The paper presents a case study from integrated modeling of a group of gas-condensate fields tied to a single gathering and processing system. The adaptive approach to integrated simulations is set forward based on models at the scale of a reservoir, wells, surface gathering and processing facilities with varying degree of detail. Depending on the tasks set the integrated simulation may incorporate models which range both in complexity and degree of refinement created both in specialized commercial simulators as well as in the authors' know-how implemented as an in-house program code.

The solutions and algorithms are developed for combining models by means of communicating data and boundary conditions. The coupling of the reservoir, wells, gathering and processing network models is implemented via data transfer only in one direction (autonomous mode). The coupling of the wells model and gathering system model is implemented in the balance mode (slave mode) at the wellhead to the choke. With the help of successive calculations this mode ensures convergence of pressures, temperatures and flow rates simulated in the given models. Thus gas production is redistributed among the producing wells subject to various operating constraints (maximum drawdown, maximum pipe pressures, hydrate-free production) with the help of optimization algorithms used for simulating different production scenarios for planning the cluster field development project.

The proposed algorithms are implemented as a program code. For commercially available software packages the modeled data is communicated via public interfaces. The integration of the know-how solutions and mass balance models in MS Excel is performed via packeted communication or special integration modules.

The elaborated approach was utilized for the optimization of surface infrastructure and simulation of the performance indicators for a group of gas-condensate fields under one integrated development project.

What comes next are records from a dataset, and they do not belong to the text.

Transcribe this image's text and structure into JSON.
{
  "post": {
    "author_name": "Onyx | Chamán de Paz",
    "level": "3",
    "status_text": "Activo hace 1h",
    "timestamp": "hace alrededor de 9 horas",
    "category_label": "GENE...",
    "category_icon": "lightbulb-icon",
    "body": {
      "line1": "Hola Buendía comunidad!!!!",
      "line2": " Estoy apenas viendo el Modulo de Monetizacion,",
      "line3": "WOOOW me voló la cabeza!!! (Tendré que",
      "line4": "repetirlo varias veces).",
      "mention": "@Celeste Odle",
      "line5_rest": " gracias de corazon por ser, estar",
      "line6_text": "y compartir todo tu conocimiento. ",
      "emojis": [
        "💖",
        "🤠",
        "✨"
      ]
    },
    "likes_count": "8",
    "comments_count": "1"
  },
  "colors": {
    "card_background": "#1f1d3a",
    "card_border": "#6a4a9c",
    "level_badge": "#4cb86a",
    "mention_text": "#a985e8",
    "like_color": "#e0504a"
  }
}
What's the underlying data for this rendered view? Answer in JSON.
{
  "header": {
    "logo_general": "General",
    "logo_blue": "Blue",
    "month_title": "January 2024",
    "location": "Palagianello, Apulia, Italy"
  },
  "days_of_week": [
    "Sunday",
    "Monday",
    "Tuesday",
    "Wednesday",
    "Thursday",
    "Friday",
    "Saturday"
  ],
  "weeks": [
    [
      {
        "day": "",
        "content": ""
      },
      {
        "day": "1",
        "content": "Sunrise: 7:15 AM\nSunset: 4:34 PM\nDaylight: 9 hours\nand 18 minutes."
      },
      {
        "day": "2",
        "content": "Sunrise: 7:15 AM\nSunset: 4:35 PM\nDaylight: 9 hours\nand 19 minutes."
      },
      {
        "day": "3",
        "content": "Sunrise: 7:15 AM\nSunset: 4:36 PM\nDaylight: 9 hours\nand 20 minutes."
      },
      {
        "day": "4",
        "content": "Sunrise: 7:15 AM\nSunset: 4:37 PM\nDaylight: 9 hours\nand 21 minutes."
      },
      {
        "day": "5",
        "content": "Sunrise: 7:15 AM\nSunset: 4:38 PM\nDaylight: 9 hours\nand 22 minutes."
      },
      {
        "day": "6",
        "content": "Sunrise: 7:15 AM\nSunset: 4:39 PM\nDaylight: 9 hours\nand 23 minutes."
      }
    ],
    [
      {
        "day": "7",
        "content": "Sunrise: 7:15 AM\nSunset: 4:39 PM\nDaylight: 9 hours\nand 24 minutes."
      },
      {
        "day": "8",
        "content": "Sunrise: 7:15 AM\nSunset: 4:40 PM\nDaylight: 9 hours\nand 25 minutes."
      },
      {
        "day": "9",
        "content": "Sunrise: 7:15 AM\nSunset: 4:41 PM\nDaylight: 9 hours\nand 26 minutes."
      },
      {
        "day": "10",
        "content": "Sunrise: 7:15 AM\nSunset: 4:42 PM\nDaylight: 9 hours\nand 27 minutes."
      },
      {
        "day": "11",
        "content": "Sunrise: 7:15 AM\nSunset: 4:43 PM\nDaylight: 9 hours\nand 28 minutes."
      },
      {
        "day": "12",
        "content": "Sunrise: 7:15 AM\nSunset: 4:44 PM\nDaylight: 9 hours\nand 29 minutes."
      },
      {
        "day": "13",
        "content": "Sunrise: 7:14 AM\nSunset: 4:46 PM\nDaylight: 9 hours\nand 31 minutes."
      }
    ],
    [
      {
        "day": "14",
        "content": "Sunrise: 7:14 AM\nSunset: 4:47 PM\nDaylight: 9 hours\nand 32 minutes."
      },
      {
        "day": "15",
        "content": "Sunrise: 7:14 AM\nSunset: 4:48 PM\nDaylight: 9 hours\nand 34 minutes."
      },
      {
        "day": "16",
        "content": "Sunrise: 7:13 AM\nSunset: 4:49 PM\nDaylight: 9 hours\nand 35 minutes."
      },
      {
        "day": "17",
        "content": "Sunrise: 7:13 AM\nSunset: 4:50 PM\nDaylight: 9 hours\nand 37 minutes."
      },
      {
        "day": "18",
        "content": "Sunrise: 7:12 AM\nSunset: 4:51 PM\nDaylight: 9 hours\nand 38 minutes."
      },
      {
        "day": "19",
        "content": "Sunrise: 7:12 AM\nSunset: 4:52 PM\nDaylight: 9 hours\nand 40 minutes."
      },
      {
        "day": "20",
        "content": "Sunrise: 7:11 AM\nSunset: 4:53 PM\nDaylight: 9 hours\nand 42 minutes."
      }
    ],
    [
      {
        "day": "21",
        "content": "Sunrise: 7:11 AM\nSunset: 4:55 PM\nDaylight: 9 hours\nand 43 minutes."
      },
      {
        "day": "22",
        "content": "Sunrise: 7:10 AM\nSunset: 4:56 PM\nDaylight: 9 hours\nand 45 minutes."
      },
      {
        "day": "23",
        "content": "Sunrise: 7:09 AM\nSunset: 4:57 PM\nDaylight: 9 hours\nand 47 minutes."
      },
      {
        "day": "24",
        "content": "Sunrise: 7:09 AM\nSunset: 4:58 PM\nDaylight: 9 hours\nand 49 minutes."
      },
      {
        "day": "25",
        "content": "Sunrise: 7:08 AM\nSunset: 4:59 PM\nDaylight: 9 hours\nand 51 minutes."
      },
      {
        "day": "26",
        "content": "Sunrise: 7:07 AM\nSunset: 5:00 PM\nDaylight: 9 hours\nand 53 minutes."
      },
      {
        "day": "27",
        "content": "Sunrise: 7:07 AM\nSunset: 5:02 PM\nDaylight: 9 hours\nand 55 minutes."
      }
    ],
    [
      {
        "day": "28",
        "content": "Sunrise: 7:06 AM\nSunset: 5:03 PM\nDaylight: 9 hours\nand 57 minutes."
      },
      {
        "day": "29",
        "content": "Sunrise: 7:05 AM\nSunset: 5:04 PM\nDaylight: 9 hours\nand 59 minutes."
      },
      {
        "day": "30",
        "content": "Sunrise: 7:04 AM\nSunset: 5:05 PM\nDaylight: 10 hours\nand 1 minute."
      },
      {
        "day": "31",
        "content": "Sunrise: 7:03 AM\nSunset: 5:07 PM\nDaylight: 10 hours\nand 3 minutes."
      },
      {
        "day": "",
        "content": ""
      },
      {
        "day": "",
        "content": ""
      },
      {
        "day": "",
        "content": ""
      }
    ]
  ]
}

For optimization purposes a simplified integrated model of the producing asset was applied which allows for a large number of simulations run within a reasonable time window for four years' field life (development period). Based on the results of the optimization to simulate the best scenarios a full-scaled integrated model was utilized which included a reservoir model from Tempest, dynamic model from Pipesim and a model of the gas processing facility implemented in the in-house software package RS-Simulator.

The integrated simulation of a gas-condensate group of fields helped to optimize the production profiles based on the existing and future infrastructure. The simulations in the integrated model were used to adjust and modify the configuration of a single gathering facility and develop the best operational modes for the system. Adjusted improved timing was scheduled for commissioning new compressor units and additional high-pressure lines.